Novartis researchers, including Terri McGee and Chad Bigelow, designed the experimental gene therapy and tested it in the lab.
Meanwhile, work by outside researchers showed that a gene therapy for another form of inherited retinal degeneration – caused by the mutation of both copies of the RPE65 gene – is clinically effective in people.1 This gave the team more confidence.
Before testing the investigational gene therapy in patients, the Novartis team had to address some key questions: What’s the best way to measure the treatment’s effects on visual function and quality of life? How does RP induced by RLBP1 mutations progress naturally when it’s not treated?
For answers, they teamed up with collaborators at Umeå University in Sweden and Memorial University of Newfoundland in Canada for an ongoing “natural history” study. That study enrolled 45 patients with the disease who agreed to be monitored for five years. Investigators assessed the kinds of routine challenges Morgan faces every day – for instance, difficulties with reading and navigating in the dark – and how these challenges worsen with time.
In 2017, at the annual meeting of the Association for Research in Vision and Ophthalmology, Novartis researchers working on the natural history study presented two years of follow-up data. This data will help the clinical trial team evaluate whether the gene therapy improves or stabilizes a patient’s ability to perform certain visual tasks.
A delicate procedure
The clinical trial is based at St. Erik Eye Hospital in Stockholm, Sweden. Anders Kvanta, a professor and retinal surgeon at the Stockholm-based Karolinska Institute, is leading the effort as principal investigator.
"It’s amazing to think we’re testing a potential treatment for what’s otherwise guaranteed blindness," says Kvanta. The safety and efficacy of this investigational gene therapy has yet to be established.
Individuals who enroll in the trial will first spend two weeks undergoing a battery of tests for baseline eye functioning. During the third week, they’ll receive a single gene therapy treatment given under general anesthesia to one eye only; the other eye will remain untreated. Kvanta will surgically remove gelatinous tissues behind the lens of the eye to gain access to the retina. Then he’ll inject a solution of specialized viruses – called adeno-associated viruses – designed in the lab to target the diseased retina cells. The viruses are engineered with safety and efficacy in mind, and they each carry a normal RLPB1 gene that will potentially churn out the needed protein.

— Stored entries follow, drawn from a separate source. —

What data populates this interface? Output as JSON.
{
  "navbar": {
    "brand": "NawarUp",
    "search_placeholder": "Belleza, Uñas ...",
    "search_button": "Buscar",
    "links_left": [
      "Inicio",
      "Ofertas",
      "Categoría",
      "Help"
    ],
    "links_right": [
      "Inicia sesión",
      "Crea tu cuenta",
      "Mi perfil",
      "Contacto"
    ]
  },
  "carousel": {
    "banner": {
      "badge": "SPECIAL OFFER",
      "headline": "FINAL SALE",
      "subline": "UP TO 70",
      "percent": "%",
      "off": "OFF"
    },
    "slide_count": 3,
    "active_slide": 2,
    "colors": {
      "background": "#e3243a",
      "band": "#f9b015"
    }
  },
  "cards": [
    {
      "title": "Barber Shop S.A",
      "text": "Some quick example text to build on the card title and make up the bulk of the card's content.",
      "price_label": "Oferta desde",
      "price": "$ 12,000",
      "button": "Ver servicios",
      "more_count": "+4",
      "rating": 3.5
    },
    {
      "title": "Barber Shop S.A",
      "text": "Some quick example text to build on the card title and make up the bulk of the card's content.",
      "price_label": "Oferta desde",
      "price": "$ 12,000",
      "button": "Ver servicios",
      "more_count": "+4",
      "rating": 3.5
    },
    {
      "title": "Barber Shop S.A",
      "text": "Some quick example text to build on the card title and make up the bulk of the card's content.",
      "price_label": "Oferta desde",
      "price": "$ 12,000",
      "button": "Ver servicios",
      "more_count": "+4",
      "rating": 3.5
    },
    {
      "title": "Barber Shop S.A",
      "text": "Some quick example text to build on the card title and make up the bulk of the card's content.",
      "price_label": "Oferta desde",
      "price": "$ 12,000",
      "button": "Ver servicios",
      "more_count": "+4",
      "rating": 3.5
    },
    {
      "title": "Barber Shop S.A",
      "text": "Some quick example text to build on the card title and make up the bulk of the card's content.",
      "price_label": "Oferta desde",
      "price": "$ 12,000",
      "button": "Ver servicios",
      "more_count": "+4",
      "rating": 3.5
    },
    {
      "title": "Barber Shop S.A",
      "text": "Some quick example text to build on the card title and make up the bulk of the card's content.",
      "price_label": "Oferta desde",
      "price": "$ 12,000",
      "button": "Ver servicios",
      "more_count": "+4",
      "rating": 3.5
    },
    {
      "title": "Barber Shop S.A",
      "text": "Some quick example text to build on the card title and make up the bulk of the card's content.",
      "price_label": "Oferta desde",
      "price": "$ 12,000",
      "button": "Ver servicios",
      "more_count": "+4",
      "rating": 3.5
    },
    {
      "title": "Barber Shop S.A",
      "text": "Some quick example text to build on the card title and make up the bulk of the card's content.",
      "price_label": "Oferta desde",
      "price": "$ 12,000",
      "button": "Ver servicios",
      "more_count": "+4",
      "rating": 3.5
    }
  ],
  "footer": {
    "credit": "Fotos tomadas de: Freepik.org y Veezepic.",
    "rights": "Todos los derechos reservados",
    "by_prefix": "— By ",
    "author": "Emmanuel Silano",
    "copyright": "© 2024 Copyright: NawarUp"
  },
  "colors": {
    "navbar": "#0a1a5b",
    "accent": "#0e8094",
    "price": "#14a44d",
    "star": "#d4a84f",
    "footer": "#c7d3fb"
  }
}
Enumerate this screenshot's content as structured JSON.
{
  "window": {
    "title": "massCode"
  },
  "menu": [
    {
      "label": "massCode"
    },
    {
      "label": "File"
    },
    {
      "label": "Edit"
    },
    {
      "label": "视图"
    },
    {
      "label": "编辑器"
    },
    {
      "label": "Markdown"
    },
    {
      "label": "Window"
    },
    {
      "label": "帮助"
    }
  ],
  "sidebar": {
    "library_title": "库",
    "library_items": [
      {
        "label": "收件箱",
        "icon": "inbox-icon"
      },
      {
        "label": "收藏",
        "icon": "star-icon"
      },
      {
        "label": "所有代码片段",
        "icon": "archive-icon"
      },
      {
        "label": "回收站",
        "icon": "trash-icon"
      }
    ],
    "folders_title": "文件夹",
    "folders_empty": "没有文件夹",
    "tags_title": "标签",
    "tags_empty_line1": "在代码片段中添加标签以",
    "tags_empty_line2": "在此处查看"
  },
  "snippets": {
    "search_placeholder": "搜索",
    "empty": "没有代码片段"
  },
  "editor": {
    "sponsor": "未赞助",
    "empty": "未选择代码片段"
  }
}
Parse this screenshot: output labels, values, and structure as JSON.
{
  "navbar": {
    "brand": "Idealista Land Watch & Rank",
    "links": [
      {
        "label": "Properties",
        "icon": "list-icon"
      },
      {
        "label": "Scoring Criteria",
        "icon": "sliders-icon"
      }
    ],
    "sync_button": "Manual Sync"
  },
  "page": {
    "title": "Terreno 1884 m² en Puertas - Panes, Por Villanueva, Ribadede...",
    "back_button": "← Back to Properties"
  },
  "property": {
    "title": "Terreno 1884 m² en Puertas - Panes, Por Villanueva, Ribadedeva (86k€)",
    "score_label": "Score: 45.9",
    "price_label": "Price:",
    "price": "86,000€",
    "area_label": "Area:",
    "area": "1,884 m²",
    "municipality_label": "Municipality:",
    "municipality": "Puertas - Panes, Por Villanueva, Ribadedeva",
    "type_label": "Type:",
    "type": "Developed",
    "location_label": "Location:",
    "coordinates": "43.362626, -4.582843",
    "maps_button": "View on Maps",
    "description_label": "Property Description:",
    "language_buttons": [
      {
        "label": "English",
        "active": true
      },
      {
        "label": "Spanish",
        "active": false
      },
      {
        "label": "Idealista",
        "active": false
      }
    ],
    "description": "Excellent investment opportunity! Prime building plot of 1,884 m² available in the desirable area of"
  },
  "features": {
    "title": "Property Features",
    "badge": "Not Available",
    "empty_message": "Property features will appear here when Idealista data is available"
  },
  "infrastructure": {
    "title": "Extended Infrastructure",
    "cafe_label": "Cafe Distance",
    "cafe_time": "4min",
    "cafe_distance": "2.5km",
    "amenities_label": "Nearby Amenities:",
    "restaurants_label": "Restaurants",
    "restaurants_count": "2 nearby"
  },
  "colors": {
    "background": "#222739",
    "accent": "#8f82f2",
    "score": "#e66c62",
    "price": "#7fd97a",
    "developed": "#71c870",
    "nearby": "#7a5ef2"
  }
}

Each participant will be treated only once. And if all goes as planned, the gene therapy might prevent the retinal tissues from degenerating further and potentially even improve visual function.
"This trial illustrates our commitment to bringing the most transformative and advanced medicines to the people who need them," says Melissa Liew, Head of Translational Medicine for Ophthalmology at Novartis. "The eye is a great target organ for gene therapy, providing a potential opportunity to significantly improve sight in patients with debilitating lifelong blinding diseases."
Meanwhile, Morgan says an effective treatment can’t come soon enough. "Now that I have a family and a young daughter, I’m getting more frustrated about the things I can’t do," he says. “I’d just like to be able to enjoy a sunny day and go outside to kick a ball with my kid. If I had one wish, it’s that gene therapy would cure my light sensitivity and allow me to keep whatever vision I have left."